By Evan Dawson, Finger Lakes Editor
Photo courtesy of Antoinette Di Ciaccio, who was excited to meet Oz in October
British wine writer Oz Clarke visited the Finger Lakes in October to promote his new book "Let Me Tell You About Wine." (Full disclosure: Oz and I have the same publisher.)
I intended to write a story about his views of Finger Lakes wine during that visit, but time got away from me. I was thrilled to chat with him last week, and I found that his memory of wines and wineries is remarkable.
Oz can tell you about a wine he tasted at Martha Clara Vineyards during a tasting of Long Island wines, and he can name individual favorites at Finger Lakes producers like Lakewood and Fox Run. He has bolstered a reputation for being able to travel the world and retain a knowledge of smaller, less-heralded regions. (His book is filled with information on regions you might rarely think about.)
Here are some of Oz Clarke's thoughts about the quality of Finger Lakes wines, what he likes to see growers plant, and how the region might further break through barriers of recognition.
It helps, by the way, to imagine his responses in a mellifluous British baritone.
On whether a wine region needs a "flagship" grape variety
"I can hardly stand when I arrive to hear everyone talking about this or that 'flagship' grape. Why can't they just make the best possible wine without trying to convince you it has to be just one variety? Look at California. For a while everyone thought syrah was the next big thing, the next flagship, if you like. Everyone planted syrah and then no one could sell it. In the Finger Lakes, there's no doubt that riesling is very special. We don't know yet just how good rielsing can be from the Finger Lakes. I simply enjoy diversity."
On how the Finger Lakes can improve its worldwide image and improve its sales
"Those of us who've been to the Finger Lakes absolutely love it. We go away and we talk about it to our friends, but it doesn't necessarily translate to higher sales. In Europe in particular, that's just a difficult thing to do. Wine regions in Europe have to export, but in the states there's a domestic market that can support wine regions like the Finger Lakes.
"But you have to get beyond New York. I would love Manhattan to take the Finger Lakes to heart. Why not bring people from Manhattan up to the Finger Lakes. Take them out on the boat, and show them! Let them see it firsthand. Sunny day, coasting on the water, glass of Riesling in hand. Each time I've been to the Finger Lakes I've been absolutely delighted. So perhaps you can make an impact in Manhattan.
"But there's an entire country! There is opportunity, no question about it. Finger Lakes wines are remarkably well suited to food. I'd choose the food magazines just as much as the wine magazines when I want that kind of attention."
So what kind of wines will the domestic market buy from the Finger Lakes?
"The big charabanc, the big freight train has moved in the direction of bigger, richer, fruitier wines. But that doesn't mean there aren't hobos on that freight train -- like you and me! -- who are jumping off at every turn. The people who love restrained, cool-climate wines might be a minority, but it's growing, and there's a future for those wines.

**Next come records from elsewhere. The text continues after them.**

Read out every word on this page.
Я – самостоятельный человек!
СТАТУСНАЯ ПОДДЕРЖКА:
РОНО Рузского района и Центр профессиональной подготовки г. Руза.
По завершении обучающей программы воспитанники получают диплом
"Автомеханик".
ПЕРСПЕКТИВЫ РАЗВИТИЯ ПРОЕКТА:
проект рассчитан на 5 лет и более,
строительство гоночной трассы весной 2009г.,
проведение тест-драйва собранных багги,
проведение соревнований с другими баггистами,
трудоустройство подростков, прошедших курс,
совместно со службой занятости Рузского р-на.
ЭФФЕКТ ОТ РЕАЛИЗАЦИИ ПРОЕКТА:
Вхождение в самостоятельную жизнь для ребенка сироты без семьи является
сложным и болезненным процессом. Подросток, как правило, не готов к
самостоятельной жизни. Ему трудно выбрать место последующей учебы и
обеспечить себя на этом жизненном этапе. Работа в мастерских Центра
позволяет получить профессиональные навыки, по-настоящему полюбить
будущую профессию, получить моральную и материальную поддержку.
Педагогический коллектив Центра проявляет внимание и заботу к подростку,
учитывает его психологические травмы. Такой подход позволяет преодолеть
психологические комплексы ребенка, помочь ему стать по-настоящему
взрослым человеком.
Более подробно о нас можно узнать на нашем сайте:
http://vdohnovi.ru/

"There's no point is trying to pump up the wines to become something they're not comfortable being. There's no point in pushing for higher alcohol or more new oak. That simply equals higher costs and no one is particularly impressed. Save your money. No one should apologize for the absolutely stunning cool climate wines that the Finger Lakes can produce. You just have to find the customers who appreciate it."
On the grape varieties he'd like to see the Finger Lakes pursue
"The most interesting are often the most unusual. Why not see what Corvina or Teroldego can do in the Finger Lakes? I know some people are making syrah, and millennials might buy it, but you have to be ready for them to get bored with it. So many wines speak of nowhere, and you have to be open to wines that speak of the Finger Lakes. But there is no 'proper' grape for a single region. There are simply grapes more suited to certain places.
"You're off and running with riesling, and that's wonderful, but it's not the only game in town. We need to get past this 1990s mentality that every winery needs to plant merlot and chardonnay and the like. But it takes a bit of boldness to make something like Corvina, doesn't it? Certainty is fine for large, commercial wines. The world needs large-production wines. But the Finger Lakes is not a large-production wine region.
"We want certainty in our cars, and our shampoos, and our hotels. But one doesn't necessarily want that same kind of certainty in wine. It's just fun to pick up a Port at Fox Run and then a rielsing at Anthony Road and then a Teroldego at Red Tail. Why not? It makes all the sense in the world."
On whether he sees New York wine getting the support it needs
"Look at Virginia. Now there's a state that has a governor who is supportive of the industry. That massively helps. A little political will goes a long way. I'm not saying New York doesn't have it, but it can only help."